75 años y 67 ediciones debido al paréntesis de la Guerra Civil

“La verdad es que valorar un libro es lo más difícil del mundo”. Estas palabras de Benjamín Jarnés, escritas para el libro titulado Feria del Libro, que publicó Espasa-Calpe en 1935, explicaban el difícil papel del crítico para enjuiciar la labor de un autor. Más allá de los contenidos, la Feria es un escaparate donde el autor se encuentra con el lector, y donde decenas de pecunias editoriales tiene la oportunidad de mostrar sus trabajos.
España tiene una larga tradición en edición de calidad y en los mostradores de las casetas está el ejemplo. Detrás de la producción editorial están los equipos que transforman los fiches digitales, o las cuartillas, que todavía quedan autores que escriben con pluma, en un objeto de deseo.

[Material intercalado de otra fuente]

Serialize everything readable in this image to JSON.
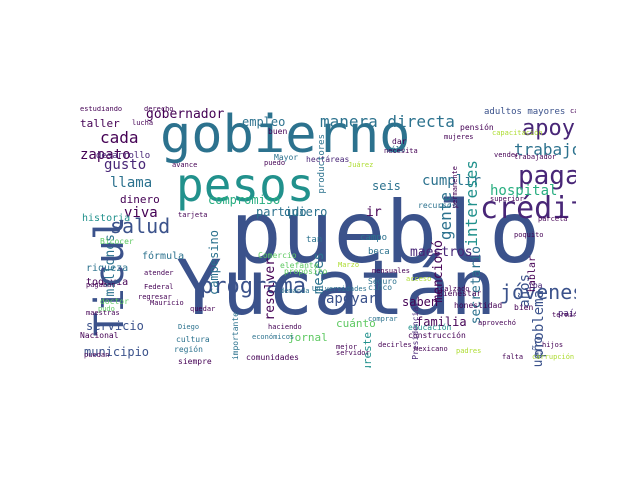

De aquellas 20 empresas que expusieron las novedades en 1933 se ha pasado a 364 entre libreros, editoriales e instituciones públicas. Un paseo por el Parque del Retiro en los primeros días de junio permite introducirse en el laberinto de papel con espacios para niños y mayores.
Entre 1933 y 2008 se han celebrado 67 ediciones porque la Guerra impidió organizar las correspondientes a los años 1937-1943. En estos 75 años de historia cientos de miles de personas se detuvieron ante un libro, lo hojearon, lo acariciaron, se lo llevaron a casa, o lo volvieron a dejar con cuidado junto a sus compañeros de tirada. Decía Jarnés en la obra citada más arriba: “Hay unos hombres que frente a un libro recuerdan a otros muchos, hay quien frente a un libro funciona como acomodador, lo sitúa en primera, en segunda fila… Otros nos informan sobre la vida externa del autor en vez de informarnos sobre la intimidad del libro… ¿Es esto la crítica?”

Jarnés paseó por la Feria los diez días que duró en 1934 y describió todas las actividades, comentando los libros que le parecieron más interesantes. Si tuviera que hacerlo hoy necesitaría de un equipo especializado y del inevitable apoyo técnico. Aún así no creo que fuera capaz de asimilar lo que ofrece la Feria.
Para las editoriales es señal de buena salud, aunque se empeñen en repetir una y mil veces que el negocio se hunde y que el libro tiene los días contados. Compruébenlo ustedes mismos, pero antes del último fin de semana, porque entonces no podrán ni siquiera caminar por la masiva afluencia de lectores (la mayoría compradores).